Bild: Ausgaben reduzieren oder nicht? Putin scheint einen Mittelweg zu favorisi…
Wenn man wie ich aus dem globalen Norden stammt, dann bedeutet ein
Russlandbesuch eine seltsame Erfahrung. Als ich kürzlich dort war, stellte
ich überrascht fest, dass die allermeisten Russen eine völlig andere
Sichtweise auf die gegenwärtigen Entwicklungen in der Welt haben als die
Mehrheit im „Westen“. Ihre Sorge gilt ganz anderen Dingen als den
„unseren“.
Gemeinsam scheint uns nur die Wahrnehmung zu sein, dass die rasant
fallenden Preise für Öl und Gas in der Kombination mit dem Embargo Russland
massiv unter Druck setzen – und zwar sowohl was Staatsausgaben angeht als
auch den individuellen Konsum.
In Russland glaubt fast jeder, und zwar abhängig von seiner politischen
Ausrichtung, dass der Westen sich gegen das Land verschworen habe – allen
voran die USA im Bündnis mit Saudi-Arabien und Israel. Russland solle für
seine Untaten „bestraft“ werden, dabei verteidige Russland nur auf völlig
legitime Weise seine Interessen.
Im Mittelpunkt der Debatte steht natürlich die Ukraine, im geringeren Maße
aber auch Syrien und Iran. Die Verschwörungstheorie wird meiner Ansicht
nach etwas übertrieben, immerhin begannen die USA bereits 1973 damit,
sogenanntes Hightechöl zu fördern. Das war ihre Antwort auf den steigenden
Ölpreis (womit sie wesentlich zum aktuellen Ölüberschuss beigetragen
haben).
## Die Staatsreserven angreifen
Von der russischen Außenpolitik indessen hört man in Russland wenig. Das
hängt wohl damit zusammen, dass es kaum Widerspruch gegen die offizielle
Außenpolitik gibt, selbst nicht von Leuten und Gruppen, die Putin an
anderer Stelle durchaus kritisieren. Stattdessen wird intensiv diskutiert,
wie der Staat mit den akut schrumpfenden Einnahmen umgehen sollte.

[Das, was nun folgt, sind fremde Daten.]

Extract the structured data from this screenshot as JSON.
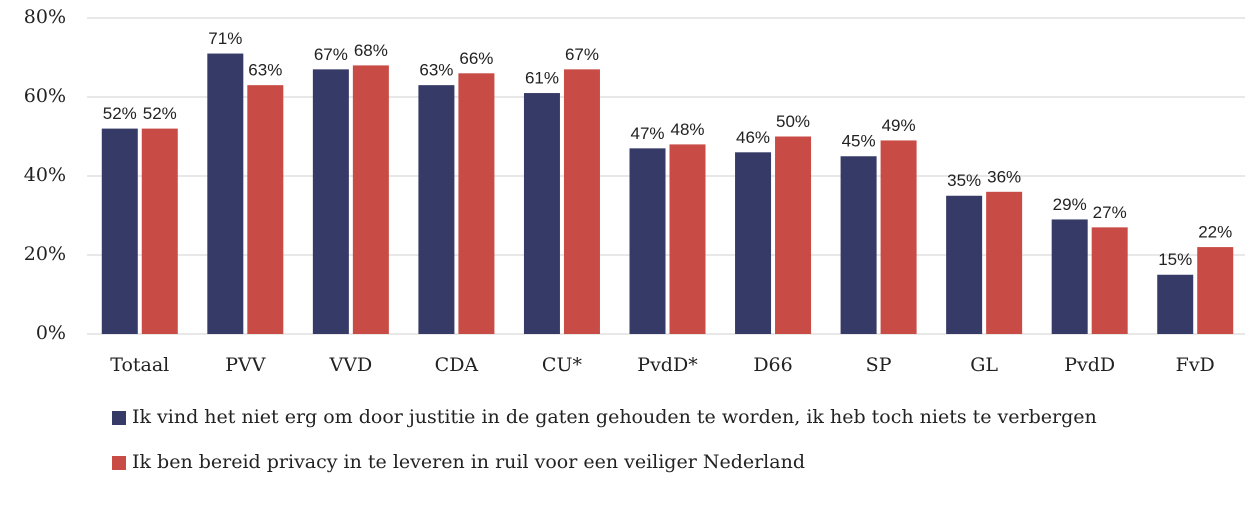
{
  "chart_data": {
    "type": "bar",
    "categories": [
      "Totaal",
      "PVV",
      "VVD",
      "CDA",
      "CU*",
      "PvdD*",
      "D66",
      "SP",
      "GL",
      "PvdD",
      "FvD"
    ],
    "series": [
      {
        "name": "Ik vind het niet erg om door justitie in de gaten gehouden te worden, ik heb toch niets te verbergen",
        "color": "#363a66",
        "values": [
          52,
          71,
          67,
          63,
          61,
          47,
          46,
          45,
          35,
          29,
          15
        ],
        "value_labels": [
          "52%",
          "71%",
          "67%",
          "63%",
          "61%",
          "47%",
          "46%",
          "45%",
          "35%",
          "29%",
          "15%"
        ]
      },
      {
        "name": "Ik ben bereid privacy in te leveren in ruil voor een veiliger Nederland",
        "color": "#c84b45",
        "values": [
          52,
          63,
          68,
          66,
          67,
          48,
          50,
          49,
          36,
          27,
          22
        ],
        "value_labels": [
          "52%",
          "63%",
          "68%",
          "66%",
          "67%",
          "48%",
          "50%",
          "49%",
          "36%",
          "27%",
          "22%"
        ]
      }
    ],
    "ylim": [
      0,
      80
    ],
    "yticks": [
      {
        "value": 0,
        "label": "0%"
      },
      {
        "value": 20,
        "label": "20%"
      },
      {
        "value": 40,
        "label": "40%"
      },
      {
        "value": 60,
        "label": "60%"
      },
      {
        "value": 80,
        "label": "80%"
      }
    ],
    "grid": true
  }
}
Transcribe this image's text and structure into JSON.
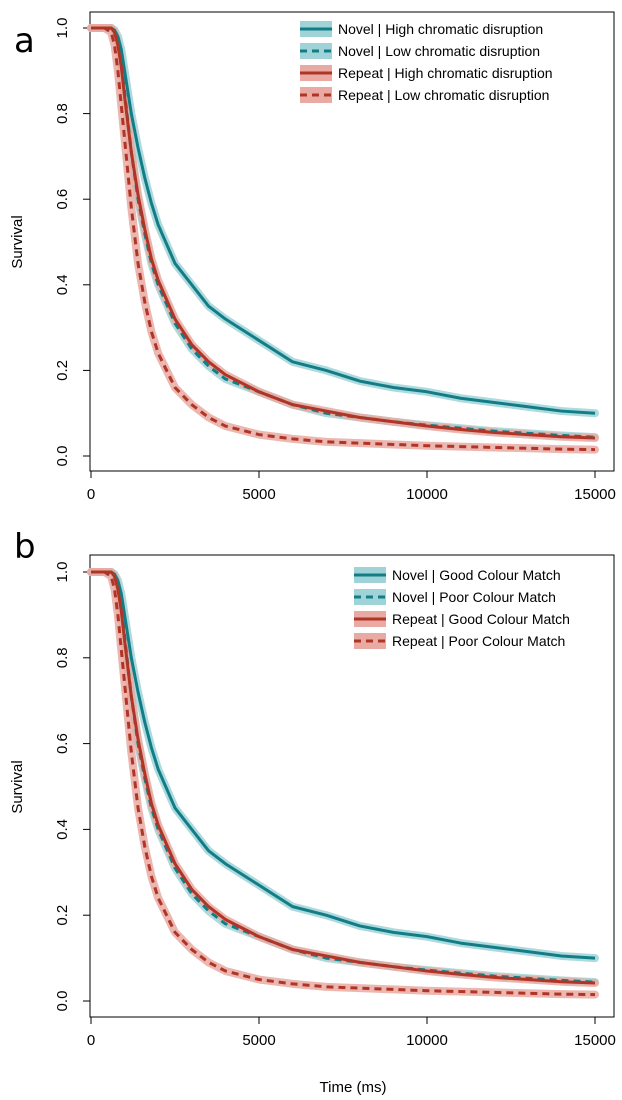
{
  "colors": {
    "novel": "#127d87",
    "novel_band": "#9fd3d7",
    "repeat": "#b03526",
    "repeat_band": "#e8aaa2",
    "axis": "#000000"
  },
  "xlabel": "Time (ms)",
  "chart_data": [
    {
      "type": "line",
      "panel_label": "a",
      "ylabel": "Survival",
      "xlim": [
        0,
        15000
      ],
      "ylim": [
        0,
        1
      ],
      "x_ticks": [
        0,
        5000,
        10000,
        15000
      ],
      "y_ticks": [
        "0.0",
        "0.2",
        "0.4",
        "0.6",
        "0.8",
        "1.0"
      ],
      "grid": false,
      "legend_position": "top-right",
      "x": [
        0,
        400,
        600,
        700,
        800,
        900,
        1000,
        1200,
        1400,
        1600,
        1800,
        2000,
        2500,
        3000,
        3500,
        4000,
        5000,
        6000,
        7000,
        8000,
        9000,
        10000,
        11000,
        12000,
        13000,
        14000,
        15000
      ],
      "series": [
        {
          "name": "Novel | High chromatic disruption",
          "color_key": "novel",
          "style": "solid",
          "values": [
            1.0,
            1.0,
            1.0,
            0.995,
            0.98,
            0.95,
            0.9,
            0.8,
            0.72,
            0.65,
            0.59,
            0.54,
            0.45,
            0.4,
            0.35,
            0.32,
            0.27,
            0.22,
            0.2,
            0.175,
            0.16,
            0.15,
            0.135,
            0.125,
            0.115,
            0.105,
            0.1
          ]
        },
        {
          "name": "Novel | Low chromatic disruption",
          "color_key": "novel",
          "style": "dashed",
          "values": [
            1.0,
            1.0,
            1.0,
            0.99,
            0.96,
            0.92,
            0.85,
            0.71,
            0.6,
            0.52,
            0.45,
            0.4,
            0.31,
            0.25,
            0.21,
            0.18,
            0.15,
            0.12,
            0.1,
            0.09,
            0.08,
            0.072,
            0.065,
            0.058,
            0.053,
            0.048,
            0.044
          ]
        },
        {
          "name": "Repeat | High chromatic disruption",
          "color_key": "repeat",
          "style": "solid",
          "values": [
            1.0,
            1.0,
            1.0,
            0.99,
            0.96,
            0.91,
            0.84,
            0.71,
            0.61,
            0.53,
            0.46,
            0.41,
            0.32,
            0.26,
            0.22,
            0.19,
            0.15,
            0.12,
            0.105,
            0.09,
            0.08,
            0.07,
            0.062,
            0.055,
            0.05,
            0.045,
            0.042
          ]
        },
        {
          "name": "Repeat | Low chromatic disruption",
          "color_key": "repeat",
          "style": "dashed",
          "values": [
            1.0,
            1.0,
            0.99,
            0.96,
            0.9,
            0.82,
            0.74,
            0.58,
            0.45,
            0.36,
            0.29,
            0.24,
            0.16,
            0.12,
            0.09,
            0.07,
            0.05,
            0.04,
            0.033,
            0.03,
            0.027,
            0.024,
            0.022,
            0.02,
            0.018,
            0.016,
            0.015
          ]
        }
      ]
    },
    {
      "type": "line",
      "panel_label": "b",
      "ylabel": "Survival",
      "xlim": [
        0,
        15000
      ],
      "ylim": [
        0,
        1
      ],
      "x_ticks": [
        0,
        5000,
        10000,
        15000
      ],
      "y_ticks": [
        "0.0",
        "0.2",
        "0.4",
        "0.6",
        "0.8",
        "1.0"
      ],
      "grid": false,
      "legend_position": "top-right",
      "x": [
        0,
        400,
        600,
        700,
        800,
        900,
        1000,
        1200,
        1400,
        1600,
        1800,
        2000,
        2500,
        3000,
        3500,
        4000,
        5000,
        6000,
        7000,
        8000,
        9000,
        10000,
        11000,
        12000,
        13000,
        14000,
        15000
      ],
      "series": [
        {
          "name": "Novel | Good Colour Match",
          "color_key": "novel",
          "style": "solid",
          "values": [
            1.0,
            1.0,
            1.0,
            0.995,
            0.98,
            0.95,
            0.9,
            0.8,
            0.72,
            0.65,
            0.59,
            0.54,
            0.45,
            0.4,
            0.35,
            0.32,
            0.27,
            0.22,
            0.2,
            0.175,
            0.16,
            0.15,
            0.135,
            0.125,
            0.115,
            0.105,
            0.1
          ]
        },
        {
          "name": "Novel | Poor Colour Match",
          "color_key": "novel",
          "style": "dashed",
          "values": [
            1.0,
            1.0,
            1.0,
            0.99,
            0.96,
            0.92,
            0.85,
            0.71,
            0.6,
            0.52,
            0.45,
            0.4,
            0.31,
            0.25,
            0.21,
            0.18,
            0.15,
            0.12,
            0.1,
            0.09,
            0.08,
            0.072,
            0.065,
            0.058,
            0.053,
            0.048,
            0.044
          ]
        },
        {
          "name": "Repeat | Good Colour Match",
          "color_key": "repeat",
          "style": "solid",
          "values": [
            1.0,
            1.0,
            1.0,
            0.99,
            0.96,
            0.91,
            0.84,
            0.71,
            0.61,
            0.53,
            0.46,
            0.41,
            0.32,
            0.26,
            0.22,
            0.19,
            0.15,
            0.12,
            0.105,
            0.09,
            0.08,
            0.07,
            0.062,
            0.055,
            0.05,
            0.045,
            0.042
          ]
        },
        {
          "name": "Repeat | Poor Colour Match",
          "color_key": "repeat",
          "style": "dashed",
          "values": [
            1.0,
            1.0,
            0.99,
            0.96,
            0.9,
            0.82,
            0.74,
            0.58,
            0.45,
            0.36,
            0.29,
            0.24,
            0.16,
            0.12,
            0.09,
            0.07,
            0.05,
            0.04,
            0.033,
            0.03,
            0.027,
            0.024,
            0.022,
            0.02,
            0.018,
            0.016,
            0.015
          ]
        }
      ]
    }
  ]
}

Hier nun finden sich im Prinzip drei Positionen: Die eine will die Ausgaben
signifikant reduzieren. Das könnte man als die neoliberale Position
bezeichnen. Sie wird auch vom Finanzminister vertreten. Die zweite fordert,
dass der Staat seine Reserven angreift und so unmittelbar den Druck
vermindert, die Ausgaben zu reduzieren. Das wäre die sozialdemokratische
Variante. Sie wird vom Minister für wirtschaftliche Entwicklung vertreten.
Die dritte will nur die eine Hälfte der Reserven antasten und die andere
Hälfte unberührt lassen. Diese Mittelwegpolitik würde Stabilität für die
nächsten 18 Monate gewährleisten. Sie setzt darauf, dass die Preise für Öl
und Gas bis dahin wieder ansteigen und/oder die Sanktionen wieder annuliert
werden beziehungsweise weiträumig umgangen werden können.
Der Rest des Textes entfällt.